M&A Due Diligence & Deal Execution

Hebbia

Hebbia's multi-agent architecture and Matrix UI were purpose-built for analyzing data rooms with thousands of pages. Investment teams report saving 20–40 hours per deal on screening, document review, and counterparty responses—capabilities that Glean's general-purpose search cannot replicate.

Cross-Departmental Knowledge Discovery

Glean

When employees across engineering, sales, marketing, and operations need to find information scattered across Slack, Google Drive, Confluence, and Salesforce, Glean's 400+ integrations and unified knowledge graph provide instant, permission-aware results with under 2 hours of setup time.

Hebbia

Hebbia's ability to parse complex contract formats, extract covenant terms, and compare clauses across document sets makes it far more capable for legal workflows.

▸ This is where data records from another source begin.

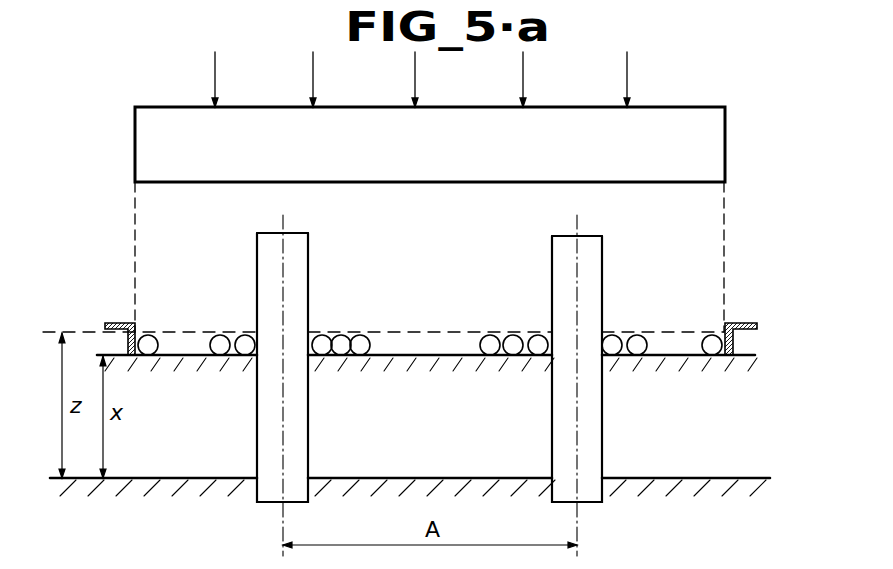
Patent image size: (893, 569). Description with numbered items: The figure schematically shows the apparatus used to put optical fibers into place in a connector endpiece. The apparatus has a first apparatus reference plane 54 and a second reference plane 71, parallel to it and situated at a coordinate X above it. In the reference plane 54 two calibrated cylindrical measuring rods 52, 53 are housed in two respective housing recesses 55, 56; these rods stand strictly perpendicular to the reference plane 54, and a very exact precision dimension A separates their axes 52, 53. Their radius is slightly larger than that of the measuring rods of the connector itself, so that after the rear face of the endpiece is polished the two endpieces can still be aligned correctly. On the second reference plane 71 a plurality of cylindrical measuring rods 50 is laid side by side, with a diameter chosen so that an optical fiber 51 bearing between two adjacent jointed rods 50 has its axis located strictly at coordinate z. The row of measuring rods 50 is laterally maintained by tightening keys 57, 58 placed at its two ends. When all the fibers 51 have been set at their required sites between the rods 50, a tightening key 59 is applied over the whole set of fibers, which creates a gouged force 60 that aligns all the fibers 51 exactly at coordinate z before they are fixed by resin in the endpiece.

The cylindrical measuring rods 50 is at (153, 336).
The optical fibers 51 is at (155, 337).
The measuring rod 52 is at (298, 224).
The measuring rod 53 is at (563, 235).
The first apparatus reference plane 54 is at (156, 453).
The housing recess 55 is at (285, 386).
The housing recess 56 is at (572, 383).
The tightening key 57 is at (757, 323).
The tightening key 58 is at (113, 322).
The tightening key 59 is at (712, 146).
The gouged force 60 is at (522, 75).
The second reference plane 71 is at (178, 362).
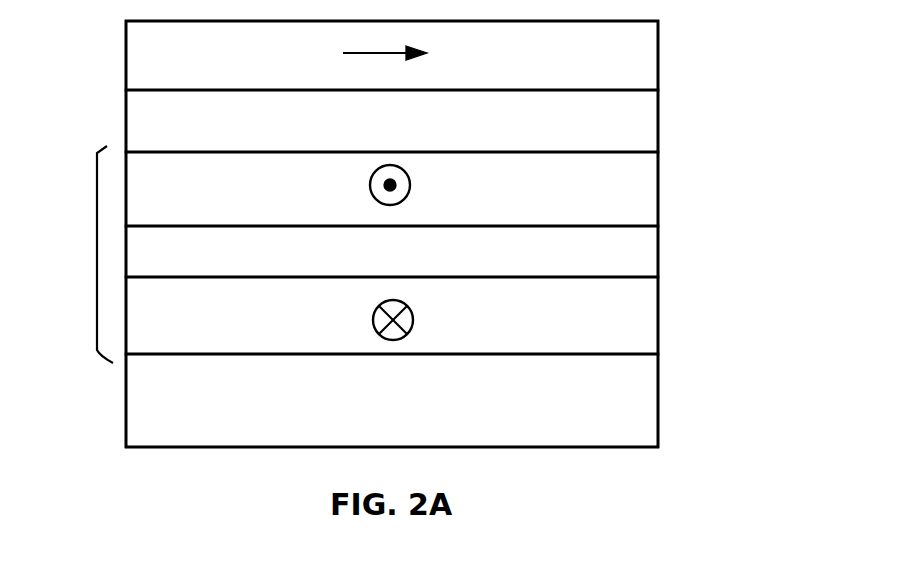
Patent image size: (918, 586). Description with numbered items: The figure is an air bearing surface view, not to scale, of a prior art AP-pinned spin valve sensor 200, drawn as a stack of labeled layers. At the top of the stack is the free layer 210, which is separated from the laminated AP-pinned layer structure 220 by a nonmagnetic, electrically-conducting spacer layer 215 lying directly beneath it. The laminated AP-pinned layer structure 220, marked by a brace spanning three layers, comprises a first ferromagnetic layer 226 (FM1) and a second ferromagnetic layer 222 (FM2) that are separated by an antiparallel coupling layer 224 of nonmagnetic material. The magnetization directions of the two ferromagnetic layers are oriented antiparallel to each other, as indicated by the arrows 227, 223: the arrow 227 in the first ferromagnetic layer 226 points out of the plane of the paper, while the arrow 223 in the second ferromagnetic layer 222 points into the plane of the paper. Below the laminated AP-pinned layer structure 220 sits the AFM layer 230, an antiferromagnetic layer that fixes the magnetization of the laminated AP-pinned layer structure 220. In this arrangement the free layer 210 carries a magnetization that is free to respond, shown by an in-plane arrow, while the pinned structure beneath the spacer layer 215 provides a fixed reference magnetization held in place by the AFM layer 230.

Law firms using Hebbia have reduced credit agreement review time by 75%, translating to $2,000/hour in saved legal fees.

Employee Onboarding & Self-Service IT Support

Glean

Glean's ability to surface relevant documentation, policies, and tribal knowledge from across an organization's tooling makes it ideal for helping new hires ramp up quickly and reducing ticket volume for IT and HR support teams.

Investment Research & Portfolio Monitoring

Hebbia

With integrations into Preqin, FactSet, PitchBook, Capital IQ, and Third Bridge, Hebbia provides institutional-grade research workflows that combine proprietary document analysis with structured financial data—a combination no general enterprise search tool can match.

Sales Enablement & Customer Intelligence

Glean

Sales teams benefit from Glean's ability to aggregate insights from CRM records, email threads, Slack conversations, and competitive intelligence documents into a single searchable layer, helping reps prepare for calls and identify cross-sell opportunities.

Regulatory Compliance & Audit Preparation

Tie — Depends on Context

For financial regulatory filings and audit-ready analytical trails, Hebbia's step-by-step transparency and citation tracing are superior. For organization-wide compliance documentation and policy discovery across multiple systems, Glean's breadth and permission awareness are more practical.

Company-Wide AI Assistant Deployment

Glean

Glean's natural-language agent creation, conversational assistant, and broad integration surface make it the clear choice for deploying an AI assistant that serves every department. Its $45–50/user/month base pricing scales more efficiently across large, diverse workforces than Hebbia's specialist-tier pricing.

The Bottom Line

Hebbia and Glean are not direct substitutes—they serve different layers of the enterprise AI stack. Choose Hebbia when your workflows demand rigorous, multi-step analytical reasoning across complex document corpuses, particularly in finance, law, and consulting where auditability and citation tracing are non-negotiable. Choose Glean when your organization needs a unified AI search and assistant layer that connects to every tool your employees already use, surfacing the right information to the right person with the right permissions. Large financial institutions may well deploy both: Glean as the organization-wide knowledge layer and Hebbia as the specialized analytical engine for deal teams and legal departments. The question isn't which platform is better—it's which problem you're solving first.